Enjeu de l’auto-immunité

Des études ont décrit que des Lymphocytes T (LT) auto-immuns anti-Îlots sont présents à une fréquence comparable chez tous les individus, qu’ils soient ou non diabétiques. « Nous aurions tous une auto-immunité bénigne, mais seuls certains exprimeraient ce potentiel apte à attaquer les cellules bêta » a-t-il expliqué. Aujourd’hui, les facteurs favorisant cette évolution sont à l’étude : ils pourraient résider dans les mécanismes engageant les LT et/ou les caractéristiques des cellules bêta, qu’il reste à identifier.

L’étude des diabètes fulminants aide à comprendre ces mécanismes : dans ces situations, des LT auto-immuns ont des caractéristiques de cellules souches car ils ont été stimulés par des taux d’antigènes très faibles et donc à des stades de différenciation partielle. Cette particularité permettrait aux LT de se multiplier plus facilement et expliquerait aussi pourquoi l’autoimmunité est difficile à éteindre. Cibler les anti-PD-1 pourraient aider à contrôler la prolifération des LT qui constituent un réservoir d’auto-immunité.

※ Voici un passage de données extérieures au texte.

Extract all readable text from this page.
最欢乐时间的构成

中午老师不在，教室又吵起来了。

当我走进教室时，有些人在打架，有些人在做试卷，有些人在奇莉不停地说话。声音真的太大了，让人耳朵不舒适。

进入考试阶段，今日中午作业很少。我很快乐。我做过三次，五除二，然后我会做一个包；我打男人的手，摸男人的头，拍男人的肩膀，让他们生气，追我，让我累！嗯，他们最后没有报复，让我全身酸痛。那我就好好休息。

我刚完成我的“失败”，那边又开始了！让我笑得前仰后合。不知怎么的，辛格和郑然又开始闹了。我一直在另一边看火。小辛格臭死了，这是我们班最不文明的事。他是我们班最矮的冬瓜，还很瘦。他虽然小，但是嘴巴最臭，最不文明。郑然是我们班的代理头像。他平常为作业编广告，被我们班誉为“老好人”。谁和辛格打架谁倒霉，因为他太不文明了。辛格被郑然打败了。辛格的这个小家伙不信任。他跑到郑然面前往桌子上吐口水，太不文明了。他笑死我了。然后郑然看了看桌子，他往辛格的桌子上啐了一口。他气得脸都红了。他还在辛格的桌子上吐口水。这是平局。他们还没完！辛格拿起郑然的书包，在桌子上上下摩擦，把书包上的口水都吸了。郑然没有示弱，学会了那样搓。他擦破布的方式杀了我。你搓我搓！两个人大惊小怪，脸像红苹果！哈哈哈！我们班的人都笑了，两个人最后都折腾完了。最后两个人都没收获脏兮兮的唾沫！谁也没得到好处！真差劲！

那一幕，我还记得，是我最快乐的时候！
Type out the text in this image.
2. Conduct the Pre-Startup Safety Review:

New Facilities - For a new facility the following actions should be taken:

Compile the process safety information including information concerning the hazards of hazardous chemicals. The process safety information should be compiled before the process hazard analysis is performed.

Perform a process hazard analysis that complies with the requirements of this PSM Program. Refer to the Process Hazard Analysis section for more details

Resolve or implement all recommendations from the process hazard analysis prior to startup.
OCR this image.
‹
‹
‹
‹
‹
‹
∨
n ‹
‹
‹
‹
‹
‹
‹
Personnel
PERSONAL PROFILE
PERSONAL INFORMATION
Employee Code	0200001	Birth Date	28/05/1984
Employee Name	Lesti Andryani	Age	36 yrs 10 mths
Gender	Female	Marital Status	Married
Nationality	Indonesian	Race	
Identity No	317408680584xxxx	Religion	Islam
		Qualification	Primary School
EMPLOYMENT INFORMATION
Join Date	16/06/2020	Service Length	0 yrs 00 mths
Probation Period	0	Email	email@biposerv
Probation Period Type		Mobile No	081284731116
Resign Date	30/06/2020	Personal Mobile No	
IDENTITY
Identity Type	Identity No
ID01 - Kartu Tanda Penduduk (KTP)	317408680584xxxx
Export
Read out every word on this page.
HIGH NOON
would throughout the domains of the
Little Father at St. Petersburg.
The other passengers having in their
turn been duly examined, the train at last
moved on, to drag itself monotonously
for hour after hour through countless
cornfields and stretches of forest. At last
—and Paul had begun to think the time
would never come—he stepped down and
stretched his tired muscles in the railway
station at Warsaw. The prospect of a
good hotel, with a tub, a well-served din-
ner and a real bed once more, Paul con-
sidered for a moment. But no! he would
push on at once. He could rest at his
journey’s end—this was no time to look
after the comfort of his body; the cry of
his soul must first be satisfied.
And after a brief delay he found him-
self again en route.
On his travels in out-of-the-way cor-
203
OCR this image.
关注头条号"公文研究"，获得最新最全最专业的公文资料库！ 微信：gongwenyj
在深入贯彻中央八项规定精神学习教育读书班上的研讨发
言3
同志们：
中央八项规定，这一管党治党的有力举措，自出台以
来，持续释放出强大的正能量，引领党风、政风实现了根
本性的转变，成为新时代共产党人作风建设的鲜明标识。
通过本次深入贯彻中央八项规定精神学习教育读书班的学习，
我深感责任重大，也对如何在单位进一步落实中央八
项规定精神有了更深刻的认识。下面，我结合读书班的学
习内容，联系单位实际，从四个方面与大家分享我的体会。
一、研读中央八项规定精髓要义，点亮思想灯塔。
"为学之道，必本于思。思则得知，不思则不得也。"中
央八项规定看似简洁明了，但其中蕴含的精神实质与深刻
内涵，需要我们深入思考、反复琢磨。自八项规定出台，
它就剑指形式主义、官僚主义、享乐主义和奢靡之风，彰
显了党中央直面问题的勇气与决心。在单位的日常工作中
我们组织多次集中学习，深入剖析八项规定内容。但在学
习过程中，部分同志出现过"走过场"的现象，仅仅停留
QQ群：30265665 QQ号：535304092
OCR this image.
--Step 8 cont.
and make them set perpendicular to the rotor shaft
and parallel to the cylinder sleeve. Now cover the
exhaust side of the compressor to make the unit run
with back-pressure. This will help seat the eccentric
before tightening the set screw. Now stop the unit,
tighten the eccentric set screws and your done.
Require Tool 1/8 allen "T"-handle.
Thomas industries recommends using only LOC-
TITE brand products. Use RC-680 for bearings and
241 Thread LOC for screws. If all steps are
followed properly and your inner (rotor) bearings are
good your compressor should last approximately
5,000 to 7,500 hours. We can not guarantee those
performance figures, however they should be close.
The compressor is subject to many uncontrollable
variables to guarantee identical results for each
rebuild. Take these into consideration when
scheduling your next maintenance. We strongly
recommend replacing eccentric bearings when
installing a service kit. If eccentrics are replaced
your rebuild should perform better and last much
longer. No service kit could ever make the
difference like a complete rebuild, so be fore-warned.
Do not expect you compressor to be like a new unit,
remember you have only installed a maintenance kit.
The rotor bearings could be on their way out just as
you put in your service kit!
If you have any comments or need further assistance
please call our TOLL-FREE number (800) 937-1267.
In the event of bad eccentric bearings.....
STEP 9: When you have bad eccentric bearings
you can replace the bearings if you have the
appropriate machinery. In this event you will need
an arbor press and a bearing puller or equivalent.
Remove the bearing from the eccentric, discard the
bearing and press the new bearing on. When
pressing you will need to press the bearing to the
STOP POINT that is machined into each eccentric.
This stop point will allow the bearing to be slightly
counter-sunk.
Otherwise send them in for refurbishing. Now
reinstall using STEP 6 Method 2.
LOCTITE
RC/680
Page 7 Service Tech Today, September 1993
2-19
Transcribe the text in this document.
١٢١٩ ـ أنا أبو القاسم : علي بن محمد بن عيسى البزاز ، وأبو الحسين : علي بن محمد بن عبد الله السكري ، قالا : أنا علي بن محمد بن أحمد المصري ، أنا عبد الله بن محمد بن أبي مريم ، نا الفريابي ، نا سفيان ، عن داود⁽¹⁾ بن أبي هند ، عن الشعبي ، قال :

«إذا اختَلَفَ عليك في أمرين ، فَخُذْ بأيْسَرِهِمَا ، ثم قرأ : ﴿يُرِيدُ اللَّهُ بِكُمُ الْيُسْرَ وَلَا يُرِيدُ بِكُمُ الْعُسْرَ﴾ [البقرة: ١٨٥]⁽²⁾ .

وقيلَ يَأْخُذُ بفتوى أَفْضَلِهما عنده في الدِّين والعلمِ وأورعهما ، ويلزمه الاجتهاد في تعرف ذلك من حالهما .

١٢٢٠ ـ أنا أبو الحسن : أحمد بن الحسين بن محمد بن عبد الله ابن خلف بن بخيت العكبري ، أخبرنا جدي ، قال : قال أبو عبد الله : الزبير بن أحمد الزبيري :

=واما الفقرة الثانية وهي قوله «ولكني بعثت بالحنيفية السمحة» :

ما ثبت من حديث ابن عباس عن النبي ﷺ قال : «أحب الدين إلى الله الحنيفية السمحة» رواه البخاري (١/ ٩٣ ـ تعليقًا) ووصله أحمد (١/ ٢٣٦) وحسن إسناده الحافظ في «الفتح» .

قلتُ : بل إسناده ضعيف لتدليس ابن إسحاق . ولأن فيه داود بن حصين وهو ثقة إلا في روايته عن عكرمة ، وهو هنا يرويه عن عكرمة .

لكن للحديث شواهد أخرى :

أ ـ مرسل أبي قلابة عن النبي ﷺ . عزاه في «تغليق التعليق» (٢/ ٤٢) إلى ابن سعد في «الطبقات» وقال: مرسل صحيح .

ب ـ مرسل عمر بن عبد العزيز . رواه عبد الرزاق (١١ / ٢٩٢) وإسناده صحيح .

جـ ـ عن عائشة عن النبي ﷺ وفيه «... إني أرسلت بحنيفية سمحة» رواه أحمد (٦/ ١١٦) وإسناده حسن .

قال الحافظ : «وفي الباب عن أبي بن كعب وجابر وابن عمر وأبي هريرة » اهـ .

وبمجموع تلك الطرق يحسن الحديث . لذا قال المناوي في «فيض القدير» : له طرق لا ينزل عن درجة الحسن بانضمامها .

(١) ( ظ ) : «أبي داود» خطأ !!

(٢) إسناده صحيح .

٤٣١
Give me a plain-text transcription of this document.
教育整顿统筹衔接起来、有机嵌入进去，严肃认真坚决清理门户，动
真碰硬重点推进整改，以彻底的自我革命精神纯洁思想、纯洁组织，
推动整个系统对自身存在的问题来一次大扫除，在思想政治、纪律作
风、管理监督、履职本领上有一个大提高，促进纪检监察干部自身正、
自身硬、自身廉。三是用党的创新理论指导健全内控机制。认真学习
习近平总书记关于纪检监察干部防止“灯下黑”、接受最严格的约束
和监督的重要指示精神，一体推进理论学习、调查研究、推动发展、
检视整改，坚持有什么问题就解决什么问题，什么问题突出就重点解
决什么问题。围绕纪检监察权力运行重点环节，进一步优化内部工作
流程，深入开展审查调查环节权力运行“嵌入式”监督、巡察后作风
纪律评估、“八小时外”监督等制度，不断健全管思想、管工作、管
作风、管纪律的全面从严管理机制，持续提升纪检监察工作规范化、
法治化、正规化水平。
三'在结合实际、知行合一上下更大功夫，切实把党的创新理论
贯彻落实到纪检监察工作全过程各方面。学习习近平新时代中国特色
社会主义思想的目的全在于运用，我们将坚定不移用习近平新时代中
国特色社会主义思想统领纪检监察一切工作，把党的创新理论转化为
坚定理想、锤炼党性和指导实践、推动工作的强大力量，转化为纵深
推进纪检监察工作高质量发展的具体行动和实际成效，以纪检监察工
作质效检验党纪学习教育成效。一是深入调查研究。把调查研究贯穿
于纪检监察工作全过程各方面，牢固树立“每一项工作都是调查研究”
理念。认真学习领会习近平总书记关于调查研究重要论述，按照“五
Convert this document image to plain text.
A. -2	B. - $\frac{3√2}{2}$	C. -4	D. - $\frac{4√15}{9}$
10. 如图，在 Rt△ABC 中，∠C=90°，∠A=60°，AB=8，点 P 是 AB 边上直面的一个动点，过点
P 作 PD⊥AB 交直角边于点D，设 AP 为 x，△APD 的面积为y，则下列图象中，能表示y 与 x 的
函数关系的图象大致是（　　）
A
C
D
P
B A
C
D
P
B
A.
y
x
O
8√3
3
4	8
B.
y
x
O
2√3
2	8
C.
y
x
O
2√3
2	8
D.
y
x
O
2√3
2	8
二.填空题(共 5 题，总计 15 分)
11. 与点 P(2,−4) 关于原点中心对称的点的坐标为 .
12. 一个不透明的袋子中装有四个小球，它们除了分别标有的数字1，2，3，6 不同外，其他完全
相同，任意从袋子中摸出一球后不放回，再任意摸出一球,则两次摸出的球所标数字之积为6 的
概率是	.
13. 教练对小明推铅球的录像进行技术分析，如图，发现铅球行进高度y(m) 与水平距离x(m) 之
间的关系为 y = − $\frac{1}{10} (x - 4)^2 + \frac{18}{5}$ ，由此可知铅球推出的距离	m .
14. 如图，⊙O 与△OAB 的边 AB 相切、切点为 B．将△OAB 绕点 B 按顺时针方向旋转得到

Par ailleurs, l’attaque auto-immune ne se traduit pas de façon identique sur toutes les cellules bêta, à l’instar des manifestations cutanées hétérogènes du vitiligo. Cela pourrait s’expliquer parce le fait que le DT1 est une maladie de la cellule bêta : produire de l’insuline favorise le stress cellulaire, qui rend la cellule plus vulnérable en cas d’inflammation ou d’infection virale. Les perturbations des cellules bêta pourraient même précéder les phénomènes liés à l’auto-immunité.

Des études de repositionnement thérapeutique ont par exemple été conduites avec le vérapamil, qui il augmente les capacités anti-oxydantes de la cellules bêta. Les premières données cliniques sont encourageantes dans le stade 3 du DT1. Il serait maintenant nécessaire de le tester plus précocement. D’autres traitements sont évalués de manière comparable : agonistes du récepteur au GLP1, imatinib, inhibiteurs du stress du réticulum endoplasmique (TUDCA) et inhibiteurs JAK1/2. Par ailleurs, des évaluations précoces de régimes riches en fibres ont montré un bénéfice chez la souris et celle de l’activité physique a montré un bénéfice clinique durant la phase lune de miel de la maladie.

On pense par ailleurs qu’il existe des endotypes : à savoir des mécanismes physiopathologiques différents qui se traduisent par des manifestations cliniques similaires, celles du DT1. Ainsi, l’immunothérapie semble plus efficace chez les enfants, sans doute parce que leur auto-immunité est plus importante à cet âge. La composante bêta cellulaire résiduelle serait plus importante chez les adultes. 

Quid de la prévention par vaccination ?

La vaccination tolérogène a été étudiée dans plusieurs études, avant même l’apparition des auto-anticorps, chez des enfants prédisposés génétiquement. Les premières études sont encourageantes. Des données récentes suggèrent également que les infections persistantes par le coxsackievirus B pourraient être en cause dans l’atteinte des cellules bêta, notamment dans les pays à faible circulation du virus (par absence de transmission suffisante de l’immunité de la mère vers l’enfant). Aussi, des développements vaccinaux sont envisagés pour cibler ce virus.